The Legacy of the Nakba-Deniers
By Tariq Shadid
April 11, 2005

New Page 1

The recent opening of the new Yad Vashem museum, which is a modern edifice near Jerusalem built to commemorate the victims of the Nazi Holocaust, again emphasized a crucial issue concerning the Israeli-Palestinian conflict, which has been, as usual, practically completely ignored by the media, despite its considerable significance.

For the Palestinians, the very place where Yad Vashem was erected, has a significance that goes beyond its being another chunk of expropriated Palestinian land. In 1948, at about 1400 meters distance from this memorial museum, the massacre of the villagers of Deir Yasin took place, in which 254 Palestinian civilians were brutally slaughtered by Zionist terror organizations. The explosion of fear resulting from this massacre, was part of the strategy of expulsion of the Palestinians by the Zionist ideologues, and helped them succeed in driving over 800,000 Palestinians from their homes, causing the biggest and longest-standing refugee problem in modern history. Deir Yasin therefore became symbolical for 'Al-Nakba', 'the Disaster', the term which Palestinians use to refer to the events of ethnic cleansing surrounding the 'founding' of the Zionist state.

One may only hope that the Israelis chose this site to build their Holocaust memorial by sheer coincidence, or because of their habit of showing little consideration for the victims of their colonization efforts. However, if it was done deliberately. In the latter case, one might ask oneself if this practice wasn't a form of ideological pathology, reminiscent of symbolical sick acts of mass psychological violence, perpetrated by some of the totalitarian regimes of the 20th century. I suppose some Israeli's have the answer to this question.

On the site, where once stood the village of Deir Yasin, no memorial exists now. Instead, the houses of the village were bulldozed to the ground, as well as the cemetery, and the place was renamed "GIvat Shaul Bet". Over 400 Palestinian villages in what is now known as Israel, met the same fate, in an attempt to wipe them out of the memory of mankind, and renaming the places with Hebrew names. Besides erasing them from history, it is also of great importance to Israel to make any return of their original inhabitants impossible.

For Palestinians, it is ever again unfathomable, how governments who claim to uphold the values of freedom and human rights of all peoples and races, not only consistently deny and belittle the Nakba, but even have the audacity to display their hypocrisy in continuing to attempt to either explain away, or even sanctify, a policy of ethnic cleansing which continues until today, albeit currently at a slower rate.

Commemmorating the Holocaust, while systematically ignoring the Nakba, is a very clear example of this attitude. It would be an illusion to assume, that this practice does not have far-reaching consequences towards the confidence of Palestinians in the involvement of Western nations in the conflict.

It is impossible to explain, that two crimes against humanity, that both took place in the same decennium of the previous century, namely the Holocaust and the Nakba, can be dealt with in two such diametrically opposing ways.

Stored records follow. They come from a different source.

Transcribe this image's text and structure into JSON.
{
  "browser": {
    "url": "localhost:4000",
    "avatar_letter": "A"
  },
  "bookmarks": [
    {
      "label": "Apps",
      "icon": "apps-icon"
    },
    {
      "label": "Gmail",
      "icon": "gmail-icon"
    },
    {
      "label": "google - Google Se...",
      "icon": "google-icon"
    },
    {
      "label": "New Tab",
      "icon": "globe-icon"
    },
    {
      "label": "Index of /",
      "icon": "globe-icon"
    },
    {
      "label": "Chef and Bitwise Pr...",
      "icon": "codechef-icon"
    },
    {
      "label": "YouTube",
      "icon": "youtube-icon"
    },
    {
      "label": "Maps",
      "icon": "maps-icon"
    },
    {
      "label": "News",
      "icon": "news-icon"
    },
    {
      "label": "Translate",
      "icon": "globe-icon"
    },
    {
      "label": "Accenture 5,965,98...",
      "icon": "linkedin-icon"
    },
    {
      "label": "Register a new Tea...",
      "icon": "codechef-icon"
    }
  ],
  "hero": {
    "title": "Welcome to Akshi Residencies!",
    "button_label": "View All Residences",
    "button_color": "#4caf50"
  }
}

Those governments who sent their representatives to join in the commemmoration of the victims of the Holocaust owe the Palestinian people an apology, for showing their contempt for the Palestinians, by failing to commemorate or mention the Nakba, the symbol of which lies only 1400 meters away from where they were commemorating the Holocaust, together with other 'Nakba-deniers', with the appropriate sympathy and consideration.

As long as politicians and citizens keep viewing the Israeli-Palestinian conflict from this crooked angle, progress is simply impossible, since this attitude reflects upon these governments' basic stance towards the parties involved in the conflict. While international law, and numerous UN resolutions strongly corroborate the Palestinian claim to having undergone systematic and brutal violations of their basic rights, the governments of Western governments fail to give these laws their due weight in dealing with Israel. The events surrounding the opening of the new Yad Vashem museum, can barely illustrate this more clearly.

Not only are the Israeli's given the prerogative of arranging the present to their whims, including the illegal confiscation of lands and the harsh military oppression of an entire people, but they are even granted the exclusive privilege of keeping their traumatic past alive. However, when Palestinians mention the trauma of their past, or even their present, they are often told to stop looking at the past, and look towards the future instead, in order to remain 'constructive'.

If past as well as present, according to the governments of the current Western powers, are to be the exclusive privilege of the Israeli's, then why should Palestinians expect, or trust, that these same governments see a place for their people in the future?